The trouble comes when we ascribe the pleasurable activities in our lives more value and power than we should. A drug addict gives heroine priority over everything else – she sees it as the source of her happiness and of her power in life. Similarly a bulimic ascribes power to food and the control thereof. In actual fact, drugs and throwing up give us but a temporary pleasure – not a true satisfaction. They are not the answer to any sadness that is felt.

Once we see the things we are deriving pleasure from, a useful next step is to reflect on how we feel when we do not have access to these things – are we happy or sad without them? If we are happy without them, then there is no real problem. Carry on living.

If we are sad without them, and furthermore if we rely on the activity more than we should – then something needs to change for the sadness to lift.

Will the world ever fill up?

A common refrain on many of humanity’s problems is that there are simply too many people. Flora and Fauna will never be prioritized over humans, and with an ever growing pool of humans the pressure on the environment will lead to widespread catastrophe. 

In many respects of course this is true and obvious. Forests are shrinking and animal species are going extinct. However, Humans don’t just extract from a fixed set of resources. We can also create new resources through invention. Check this awesome article for more info.

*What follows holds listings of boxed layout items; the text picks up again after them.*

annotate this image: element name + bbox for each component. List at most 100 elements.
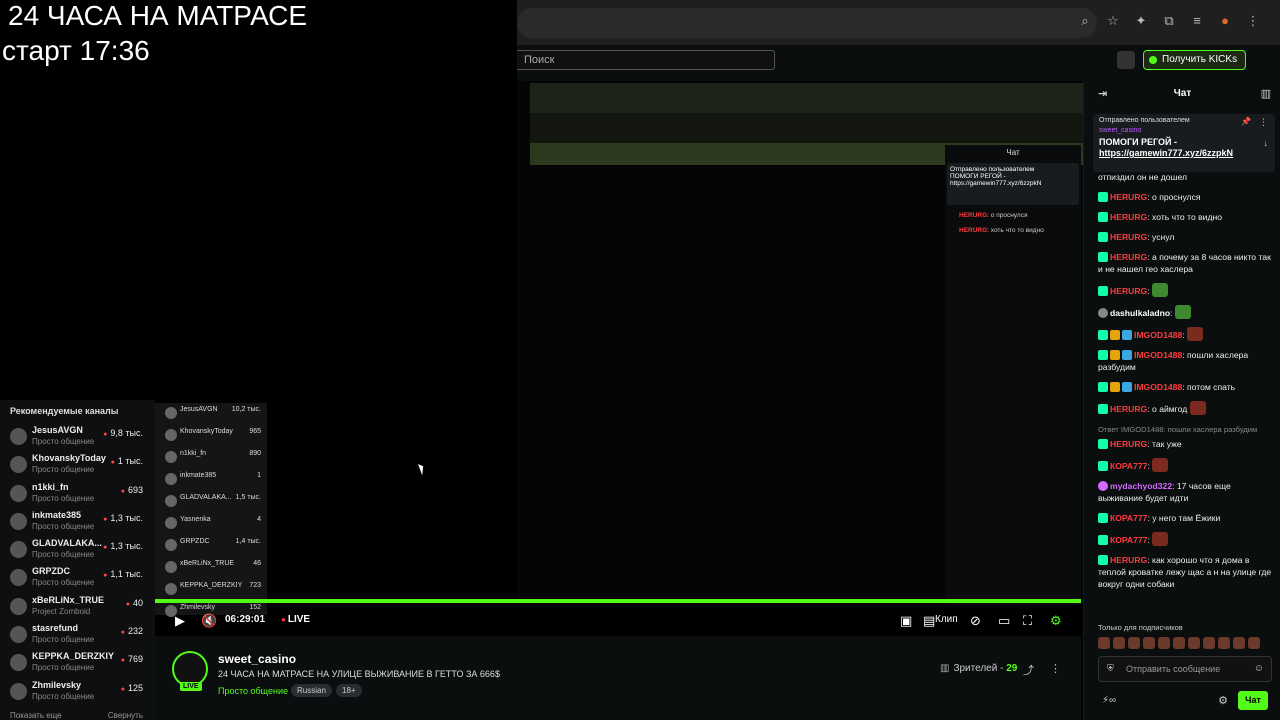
theater-mode-icon[interactable]: ▭ [998,613,1010,629]
channel-item[interactable]: JesusAVGN Просто общение 9,8 тыс. [0,422,155,450]
chat-username[interactable]: IMGOD1488 [1134,350,1182,360]
nested-chat-user: HERURG [959,212,988,219]
channel-item[interactable]: GRPZDCПросто общение 1,1 тыс. [0,563,155,591]
address-bar[interactable] [517,8,1097,38]
show-more-link[interactable]: Показать еще [10,711,62,720]
chat-username[interactable]: HERURG [1110,439,1147,449]
channel-name: stasrefund [32,623,79,634]
star-icon[interactable]: ☆ [1106,14,1120,28]
demon-emote-icon [1187,327,1204,341]
nested-channel-item: xBeRLiNx_TRUE 46 [155,557,267,579]
share-icon[interactable]: ⤴ [1023,662,1034,678]
chat-username[interactable]: КОРА777 [1110,461,1147,471]
badge-icon [1098,192,1108,202]
chat-reply-text: Ответ IMGOD1488: пошли хаслера разбудим [1098,425,1258,434]
channel-item[interactable]: n1kki_fnПросто общение 693 [0,479,155,507]
fullscreen-icon[interactable]: ⛶ [1023,613,1032,629]
clip-button[interactable]: Клип [935,614,958,625]
channel-item[interactable]: xBeRLiNx_TRUEProject Zomboid 40 [0,592,155,620]
extension-icon[interactable]: ✦ [1134,14,1148,28]
category-link[interactable]: Просто общение [218,686,288,696]
search-input[interactable]: ⌕ Поиск [512,50,775,70]
chat-username[interactable]: mydachyod322 [1110,481,1172,491]
kicks-counter[interactable]: ⚡∞ [1102,695,1116,706]
emote-icon[interactable] [1128,637,1140,649]
chat-message-text: : потом спать [1182,382,1236,392]
media-icon[interactable]: ≡ [1190,14,1204,28]
playback-progress-bar[interactable] [155,599,1081,603]
no-subtitles-icon[interactable]: ⊘ [970,613,981,629]
profile-icon[interactable]: ● [1218,14,1232,28]
tag-language[interactable]: Russian [291,684,332,697]
channel-item[interactable]: inkmate385Просто общение 1,3 тыс. [0,507,155,535]
avatar [10,682,27,700]
emote-icon[interactable] [1098,637,1110,649]
more-icon[interactable]: ⋮ [1259,117,1268,128]
emote-icon[interactable] [1143,637,1155,649]
collapse-link[interactable]: Свернуть [108,711,143,720]
chat-username[interactable]: dashulkaladno [1110,308,1170,318]
channel-item[interactable]: KEPPKA_DERZKIYПросто общение 769 [0,648,155,676]
send-chat-button[interactable]: Чат [1238,691,1268,710]
emote-icon[interactable] [1203,637,1215,649]
inventory-icon[interactable] [1117,51,1135,69]
emote-icon[interactable] [1233,637,1245,649]
menu-icon[interactable]: ⋮ [1246,14,1260,28]
channel-name: JesusAVGN [32,425,83,435]
more-icon[interactable]: ⋮ [1050,662,1061,675]
zoom-icon[interactable]: ⌕ [1078,14,1092,28]
emote-icon[interactable] [1188,637,1200,649]
volume-icon[interactable]: 🔇 [201,613,217,629]
chat-username[interactable]: HERURG [1110,192,1147,202]
get-kicks-button[interactable]: Получить KICKs [1143,50,1247,70]
channel-item[interactable]: stasrefundПросто общение 232 [0,620,155,648]
channel-item[interactable]: GLADVALAKA...Просто общение 1,3 тыс. [0,535,155,563]
avatar [165,583,177,595]
emote-icon[interactable] [1158,637,1170,649]
chat-username[interactable]: HERURG [1110,555,1147,565]
chat-username[interactable]: HERURG [1110,404,1147,414]
chat-message: IMGOD1488: [1098,325,1274,347]
nested-header [530,113,1083,143]
chat-username[interactable]: IMGOD1488 [1134,382,1182,392]
nested-pinned-link: https://gamewin777.xyz/6zzpkN [950,180,1042,187]
sword-badge-icon [1122,330,1132,340]
chat-username[interactable]: HERURG [1110,252,1147,262]
chat-settings-icon[interactable]: ⚙ [1218,694,1228,707]
chat-username[interactable]: КОРА777 [1110,513,1147,523]
emoji-icon[interactable]: ☺ [1254,663,1264,674]
chat-message: dashulkaladno: [1098,303,1274,325]
tag-age[interactable]: 18+ [336,684,362,697]
chat-input-placeholder: Отправить сообщение [1126,664,1221,674]
chat-message: HERURG: так уже [1098,436,1274,456]
viewer-count: 1,3 тыс. [103,513,143,523]
chevron-down-icon[interactable]: ↓ [1264,138,1269,148]
pinned-link[interactable]: https://gamewin777.xyz/6zzpkN [1099,148,1269,158]
settings-icon[interactable]: ⚙ [1050,613,1062,629]
channel-item[interactable]: KhovanskyTodayПросто общение 1 тыс. [0,450,155,478]
nested-channel-name: n1kki_fn [180,450,207,457]
channel-category: Просто общение [32,521,95,531]
chat-username[interactable]: КОРА777 [1110,535,1147,545]
puzzle-icon[interactable]: ⧉ [1162,14,1176,28]
nested-viewer-count: 1,4 тыс. [235,538,261,545]
emote-icon[interactable] [1218,637,1230,649]
emote-icon[interactable] [1113,637,1125,649]
chat-users-icon[interactable]: ▥ [1261,81,1271,107]
chat-username[interactable]: HERURG [1110,286,1147,296]
chat-username[interactable]: HERURG [1110,232,1147,242]
clip-icon[interactable]: ▤ [923,613,935,629]
nested-viewer-count: 1 [257,472,261,479]
channel-name[interactable]: sweet_casino [218,652,296,666]
play-icon[interactable]: ▶ [175,613,185,629]
chat-username[interactable]: IMGOD1488 [1134,330,1182,340]
channel-item[interactable]: ZhmilevskyПросто общение 125 [0,677,155,705]
picture-in-picture-icon[interactable]: ▣ [900,613,912,629]
pinned-user[interactable]: sweet_casino [1099,127,1269,134]
chat-username[interactable]: HERURG [1110,212,1147,222]
pin-icon[interactable]: 📌 [1241,117,1251,126]
collapse-chat-icon[interactable]: ⇥ [1098,81,1107,107]
chat-input[interactable]: ⛨ Отправить сообщение ☺ [1098,656,1272,682]
emote-icon[interactable] [1248,637,1260,649]
emote-icon[interactable] [1173,637,1185,649]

I think the future of wildlife is not so doomed but also not so wild. Unfortunately more like a zoo than a Serengeti, I think we are headed for a strong culture of managing land, technology and investment for flora and fauna to flourish. 

Like it or not, We as a species are not going to stop taking over wild lands, but we are also not going to stop innovating. 

Ability versus skill

I am learning how to swim again. I used to swim in teams at school until the age of 13, and then I just stopped. Last year I entered a triathlon and felt like I was nearly drowning on the swim leg so I resorted to breaststroke. Not exactly “captain speedy”. I decided to enlist some help.

My point is that I have to believe I can improve through practice and learning. It was so tempting after that triathlon to say I was just “not a swimmer” and that those who swim fast have the right genes for it. However, from that point of view, it’s a short step to copping out of anything and also to something altogether more sinister such as racism and eugenics.

Ability is inherent, but not so important. Skills are learned, and largely dependent on culture and attitude. I will be a better swimmer if I train.